Il soldato parve nervoso come se Rupert lo avesse condannato ad assaltare un’orda di nemici.
“La… la gente non se ne accorgerà?” chiese l’uomo. “Il governatore non se ne accorgerà?”
“Perché dovrebbe?” chiese Rupert. “Non ho mai incontrato quell’uomo, e Sir Quentin qui vi darà credito. Vero, Sir Quentin?”
Sir Quentin spostò lo sguardo da Rupert al soldato, ovviamente tentando di calcolare nella propria testa quale fosse il corso d’azione più probabile da intraprendere.
Questa volta Rupert sospirò. “Guardate, è semplice.
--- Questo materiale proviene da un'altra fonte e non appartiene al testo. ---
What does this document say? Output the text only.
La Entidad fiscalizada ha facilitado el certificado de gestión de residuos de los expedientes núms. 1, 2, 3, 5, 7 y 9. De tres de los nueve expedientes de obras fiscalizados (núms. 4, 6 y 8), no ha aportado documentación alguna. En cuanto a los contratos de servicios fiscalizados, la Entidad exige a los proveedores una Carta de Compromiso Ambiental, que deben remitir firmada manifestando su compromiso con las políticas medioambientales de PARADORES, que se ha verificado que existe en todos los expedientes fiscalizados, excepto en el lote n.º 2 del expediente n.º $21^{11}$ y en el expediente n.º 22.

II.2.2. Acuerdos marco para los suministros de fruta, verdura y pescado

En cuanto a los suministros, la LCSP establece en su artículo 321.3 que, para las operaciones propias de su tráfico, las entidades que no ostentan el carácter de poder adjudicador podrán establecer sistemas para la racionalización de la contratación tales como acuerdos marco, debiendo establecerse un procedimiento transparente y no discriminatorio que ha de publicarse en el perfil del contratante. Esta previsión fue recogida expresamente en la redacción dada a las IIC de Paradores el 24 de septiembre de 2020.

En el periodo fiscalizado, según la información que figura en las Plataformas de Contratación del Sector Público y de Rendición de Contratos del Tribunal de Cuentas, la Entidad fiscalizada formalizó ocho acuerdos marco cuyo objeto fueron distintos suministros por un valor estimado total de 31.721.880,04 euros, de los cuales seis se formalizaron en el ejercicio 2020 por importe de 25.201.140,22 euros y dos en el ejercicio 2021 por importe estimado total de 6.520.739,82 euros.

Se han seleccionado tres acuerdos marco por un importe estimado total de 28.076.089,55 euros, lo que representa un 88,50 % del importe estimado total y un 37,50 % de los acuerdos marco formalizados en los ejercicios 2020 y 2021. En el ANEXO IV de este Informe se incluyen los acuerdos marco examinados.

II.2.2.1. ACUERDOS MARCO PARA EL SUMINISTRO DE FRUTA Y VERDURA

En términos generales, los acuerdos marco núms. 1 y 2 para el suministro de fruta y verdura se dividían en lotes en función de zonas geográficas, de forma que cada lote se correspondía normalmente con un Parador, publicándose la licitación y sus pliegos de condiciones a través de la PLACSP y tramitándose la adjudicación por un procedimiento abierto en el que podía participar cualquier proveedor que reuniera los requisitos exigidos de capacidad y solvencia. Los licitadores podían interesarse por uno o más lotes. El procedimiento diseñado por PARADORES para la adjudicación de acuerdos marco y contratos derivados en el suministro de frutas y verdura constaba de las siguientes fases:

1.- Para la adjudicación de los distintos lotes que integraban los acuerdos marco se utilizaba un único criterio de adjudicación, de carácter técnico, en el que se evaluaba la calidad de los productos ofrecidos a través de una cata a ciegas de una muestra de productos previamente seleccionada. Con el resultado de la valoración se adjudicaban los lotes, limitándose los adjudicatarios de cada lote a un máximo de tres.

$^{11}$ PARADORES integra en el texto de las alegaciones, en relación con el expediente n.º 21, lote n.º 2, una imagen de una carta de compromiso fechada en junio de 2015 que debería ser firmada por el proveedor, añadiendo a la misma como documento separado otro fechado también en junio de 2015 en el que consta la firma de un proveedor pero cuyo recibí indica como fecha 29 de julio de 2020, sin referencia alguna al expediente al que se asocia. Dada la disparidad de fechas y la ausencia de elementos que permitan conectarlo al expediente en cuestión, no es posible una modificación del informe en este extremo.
Andate nelle Colonie Nuove. Dite che Chomley è me. Dato che io sono ancora qui, questo ci concede la possibilità di raggruppare insieme il supporto di cui abbiamo bisogno. Supporto che potrebbe farvi tornare indietro molto più rapidamente che se dovessimo stare ad aspettare che mia madre si dimentichi uno sgarbo.”
Questa parte parve cogliere l’attenzione dell’uomo, che annuì. “Molto bene,” disse Sir Quentin. “Lo farò.”
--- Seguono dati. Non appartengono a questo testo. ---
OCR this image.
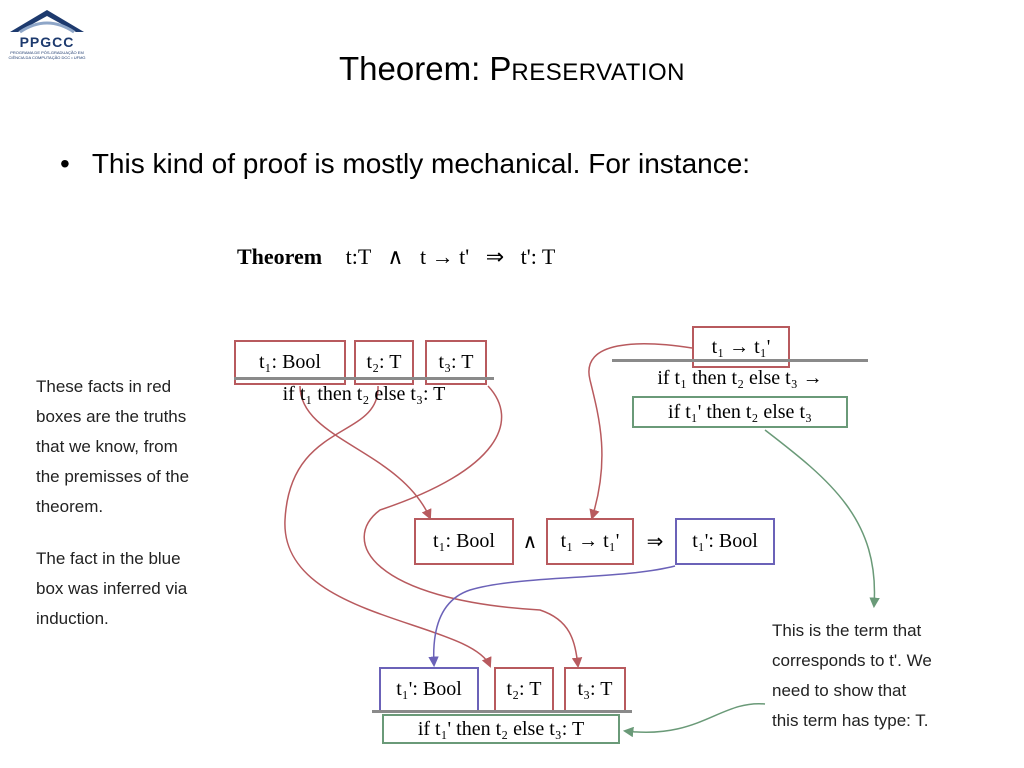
PPGCC
PROGRAMA DE PÓS-GRADUAÇÃO EM CIÊNCIA DA COMPUTAÇÃO DCC • UFMG	Theorem: PRESERVATION
• This kind of proof is mostly mechanical. For instance:
Theorem t:T   ∧   t → t'   ⇒   t': T
t₁: Bool	t₂: T	t₃: T
if t₁ then t₂ else t₃: T
t₁ → t₁'
if t₁ then t₂ else t₃ →
if t₁' then t₂ else t₃
t₁: Bool	∧	t₁ → t₁'	⇒	t₁': Bool
t₁': Bool	t₂: T	t₃: T
if t₁' then t₂ else t₃: T
These facts in red
boxes are the truths
that we know, from
the premisses of the
theorem.
The fact in the blue
box was inferred via
induction.
This is the term that
corresponds to t'. We
need to show that
this term has type: T.
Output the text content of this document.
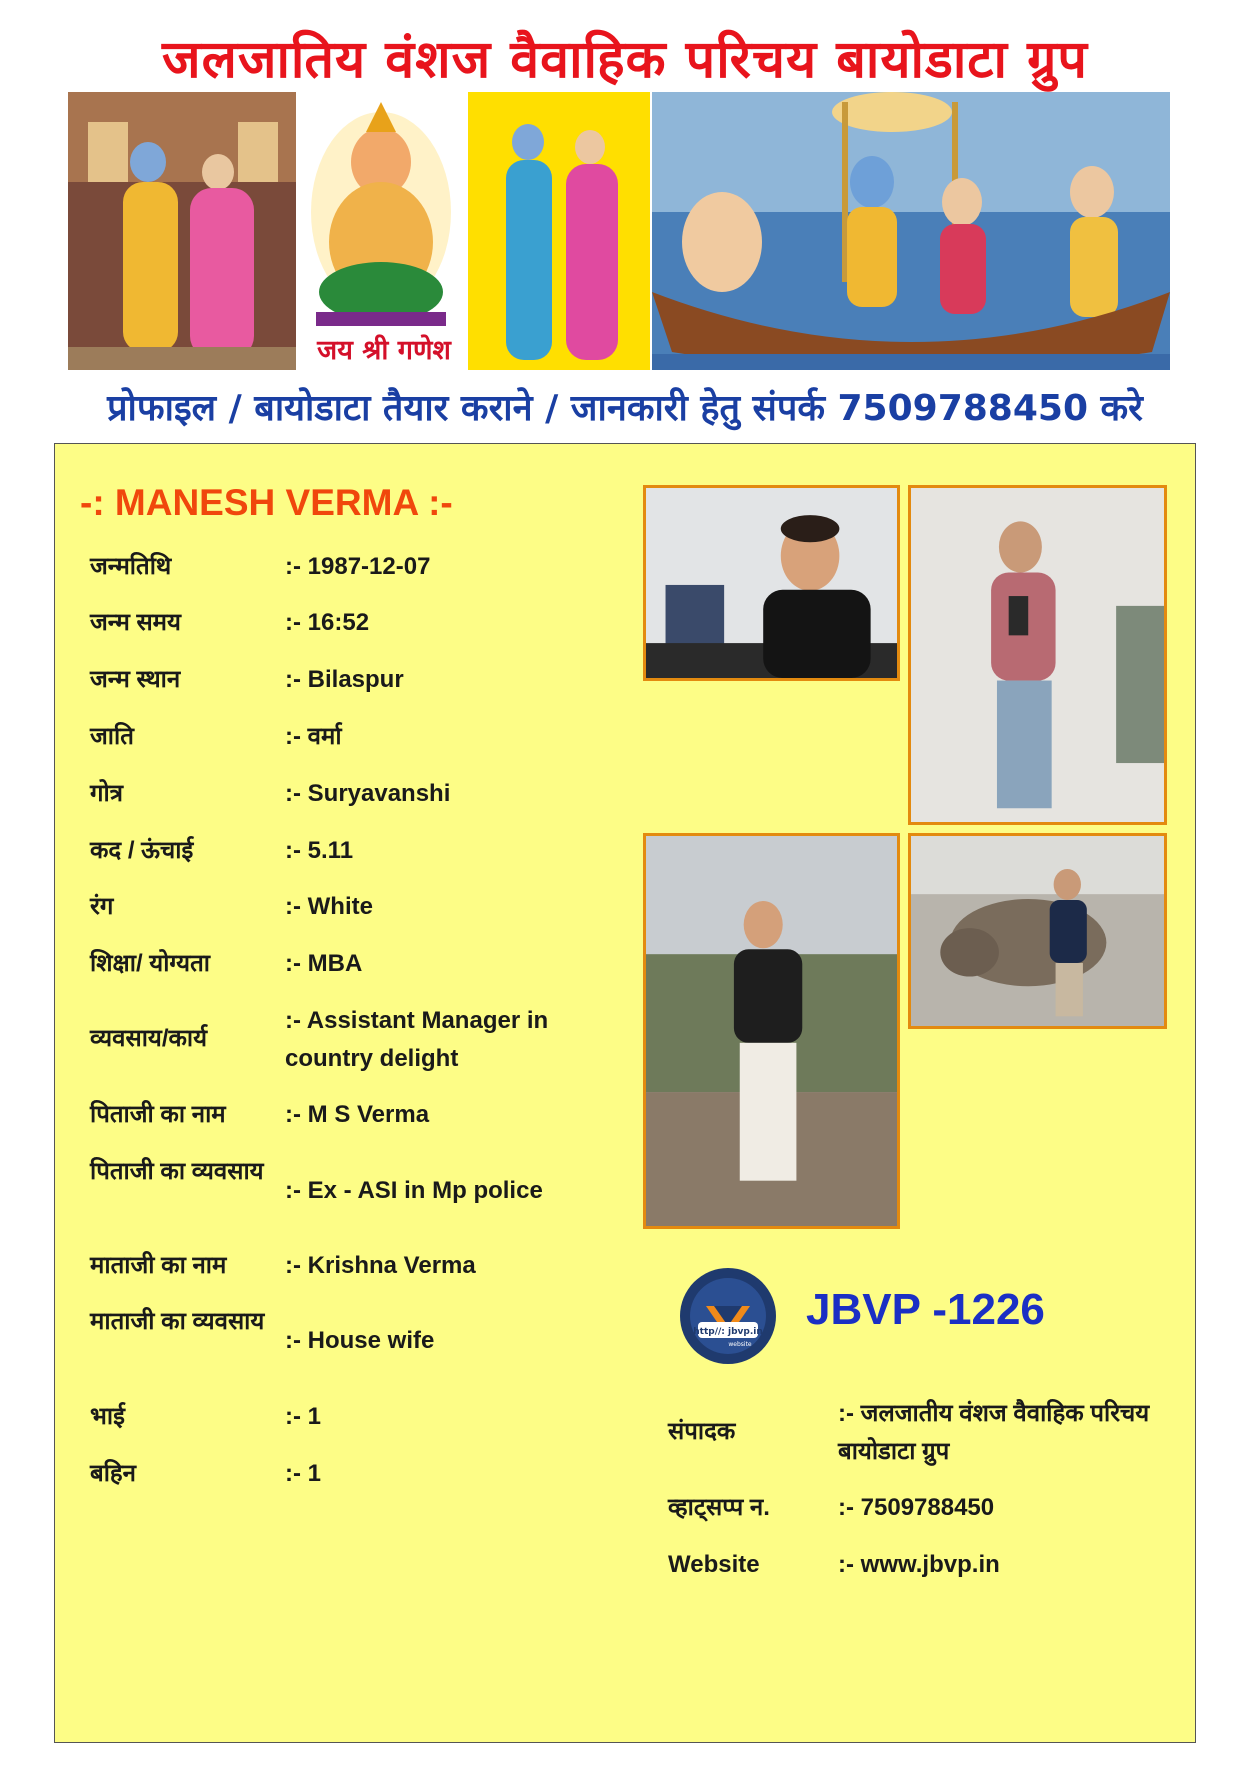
जलजातिय वंशज वैवाहिक परिचय बायोडाटा ग्रुप
जय श्री गणेश
प्रोफाइल / बायोडाटा तैयार कराने / जानकारी हेतु संपर्क 7509788450 करे
-: MANESH VERMA :-
जन्मतिथि	:- 1987-12-07
जन्म समय	:- 16:52
जन्म स्थान	:- Bilaspur
जाति	:- वर्मा
गोत्र	:- Suryavanshi
कद / ऊंचाई	:- 5.11
रंग	:- White
शिक्षा/ योग्यता	:- MBA
व्यवसाय/कार्य
:- Assistant Manager in country delight
पिताजी का नाम	:- M S Verma
पिताजी का व्यवसाय
:- Ex - ASI in Mp police
माताजी का नाम	:- Krishna Verma
माताजी का व्यवसाय
:- House wife
भाई	:- 1
बहिन	:- 1
http//: jbvp.in
website
JBVP -1226
संपादक
:- जलजातीय वंशज वैवाहिक परिचय बायोडाटा ग्रुप
व्हाट्सप्प न.	:- 7509788450
Website	:- www.jbvp.in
“E voi, capitano?” chiese Rupert. “O dovrei dire generale?”
Ci volle solo un secondo perché l’uomo capisse perfettamente l’implicazione. Vide Chomley deglutire.
“Tutto quello che richiedete, vostra altezza,” disse alla fine.
Ci vollero pochi minuti per trovare un edificio vuoto trai vari magazzini e la copertura delle barche per cambiarsi gli abiti in modo che Chomley sembrasse… beh, francamente per niente simile al principe di un regno, ma con la raccomandazione di Sir Quentin poteva bastare.
“Andate,” ordinò loro Rupert, e loro andarono, accompagnati da metà dei soldati per far sembrare la cosa più autentica. Rupert guardò gli altri, considerando quello che avrebbe fatto adesso.
Non c’era da discutere sul fatto che avrebbe dovuto lasciare Ashton, ma avrebbe dovuto muoversi più attentamente ora, fino a che non fosse stato pronto. Sebastian era abbastanza al sicuro dove si trovava, per il momento. Il palazzo era tanto grande che sarebbe riuscito a tenerlo distante da sua madre almeno per un po’. Sapeva di avere supporto. Era ora di scoprire quanto, e quanto potere questo potesse fargli guadagnare.
“Andiamo,” disse agli altri. “È ora di capire come fare a riprenderci ciò che dovrebbe essere mio.”